Weather cancellation impacts team
Girls’ track conference meet condensed
May 18, 2017
In response to the condensing of her team’s conference meet into one day instead of two, senior captain Samantha Baer said her role as a leader involves communicating with and encouraging the team, even through obstacles.
“(I am) encouraging them that we’ve been doing this all season,” Baer said. “We’ve been training with multiple events every meet because our team is small, so this is something our team can for sure handle and it’s almost in my opinion for the SLP team in general an advantage because we’re ready for this where other teams haven’t been doing multiple events.”

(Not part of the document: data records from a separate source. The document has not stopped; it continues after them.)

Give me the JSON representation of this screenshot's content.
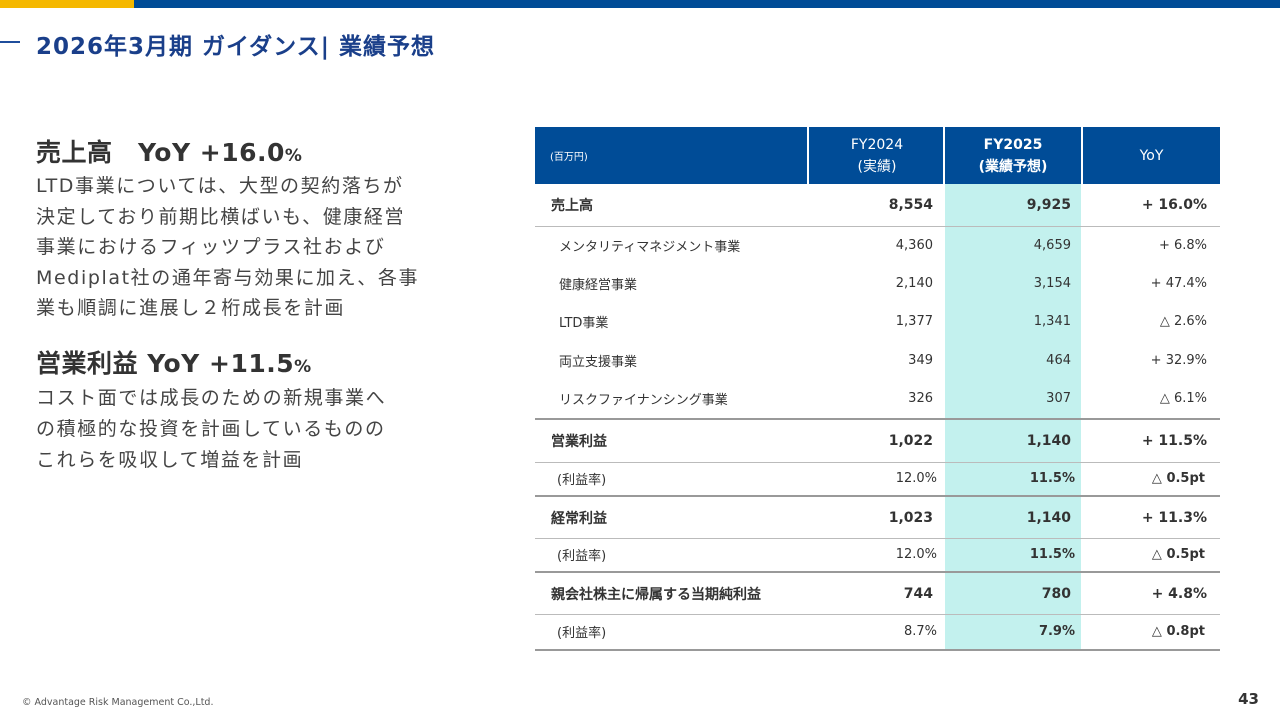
{
  "slide": {
    "title": "2026年3月期 ガイダンス| 業績予想",
    "footer": "© Advantage Risk Management Co.,Ltd.",
    "page_number": "43",
    "colors": {
      "primary_blue": "#004c97",
      "accent_gold": "#f5b800",
      "highlight_column": "#c3f1ee"
    }
  },
  "left": {
    "sales_heading": "売上高　YoY +16.0",
    "sales_heading_pct": "%",
    "sales_lines": [
      "LTD事業については、大型の契約落ちが",
      "決定しており前期比横ばいも、健康経営",
      "事業におけるフィッツプラス社および",
      "Mediplat社の通年寄与効果に加え、各事",
      "業も順調に進展し２桁成長を計画"
    ],
    "op_heading": "営業利益 YoY +11.5",
    "op_heading_pct": "%",
    "op_lines": [
      "コスト面では成長のための新規事業へ",
      "の積極的な投資を計画しているものの",
      "これらを吸収して増益を計画"
    ]
  },
  "table": {
    "unit": "(百万円)",
    "col1_line1": "FY2024",
    "col1_line2": "(実績)",
    "col2_line1": "FY2025",
    "col2_line2": "(業績予想)",
    "col3": "YoY",
    "rows": [
      {
        "label": "売上高",
        "fy2024": "8,554",
        "fy2025": "9,925",
        "yoy": "+ 16.0%"
      },
      {
        "label": "メンタリティマネジメント事業",
        "fy2024": "4,360",
        "fy2025": "4,659",
        "yoy": "+ 6.8%"
      },
      {
        "label": "健康経営事業",
        "fy2024": "2,140",
        "fy2025": "3,154",
        "yoy": "+ 47.4%"
      },
      {
        "label": "LTD事業",
        "fy2024": "1,377",
        "fy2025": "1,341",
        "yoy": "△ 2.6%"
      },
      {
        "label": "両立支援事業",
        "fy2024": "349",
        "fy2025": "464",
        "yoy": "+ 32.9%"
      },
      {
        "label": "リスクファイナンシング事業",
        "fy2024": "326",
        "fy2025": "307",
        "yoy": "△ 6.1%"
      },
      {
        "label": "営業利益",
        "fy2024": "1,022",
        "fy2025": "1,140",
        "yoy": "+ 11.5%"
      },
      {
        "label": "(利益率)",
        "fy2024": "12.0%",
        "fy2025": "11.5%",
        "yoy": "△ 0.5pt"
      },
      {
        "label": "経常利益",
        "fy2024": "1,023",
        "fy2025": "1,140",
        "yoy": "+ 11.3%"
      },
      {
        "label": "(利益率)",
        "fy2024": "12.0%",
        "fy2025": "11.5%",
        "yoy": "△ 0.5pt"
      },
      {
        "label": "親会社株主に帰属する当期純利益",
        "fy2024": "744",
        "fy2025": "780",
        "yoy": "+ 4.8%"
      },
      {
        "label": "(利益率)",
        "fy2024": "8.7%",
        "fy2025": "7.9%",
        "yoy": "△ 0.8pt"
      }
    ]
  }
}
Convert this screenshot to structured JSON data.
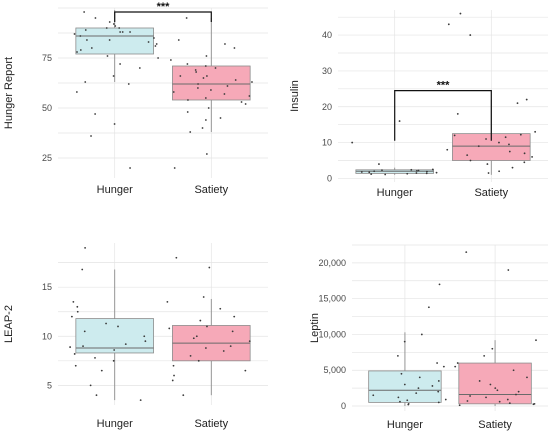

According to head coach Christine Tvrdik, a weather-related cancellation the first day of the team’s conference meet May 17 caused the meet to take place all on the scheduled second day of competition May 18.
“It’s set up to be a two-day meet, so there’s prelims and finals, but because of the weather yesterday with lightning and thunder, we legally cannot compete. Instead of having a rain day, they condensed it to one day, so today now it’s kind of a long day and it gets condensed a little bit,” Tvrdik said.
Baer said the cancellation impacts Park more profoundly than other schools due to the size of the team.
“For us it was kind of a big factor because our team is very small so we’re only taking like 25 people on average for girls and boys, so this makes us have to perform extremely well on this day,” Baer said. “With low numbers we have higher expectations to perform better in more events than other teams have.”
Junior Katelyn Lanoux said the meet cancellation works against herself and other Park athletes who run in multiple events.
“The meet combined into one day gives the advantage to the larger schools because they have less multi-event athletes,” Lanoux said. “As for us, we have (many) multi-event athletes, so (others and myself) have to run our races twice or cram their field events into small windows of time between their running events.”
Tvrdik said the team is stronger than past years going into the end of the season.
“I’m really happy with (the season so far). This is my fifth season as the head coach and this is probably the most competitive team we’ve had,” Tvrdik said. “Every year it’s seemed to get a little bit better and I think kids are pretty committed to it.”
According to Baer, the team finished third behind Bloomington Jefferson and Chaska, fulfilling its goal of placing in the top four. The team now prepares to compete at Sections May 30 and June 1.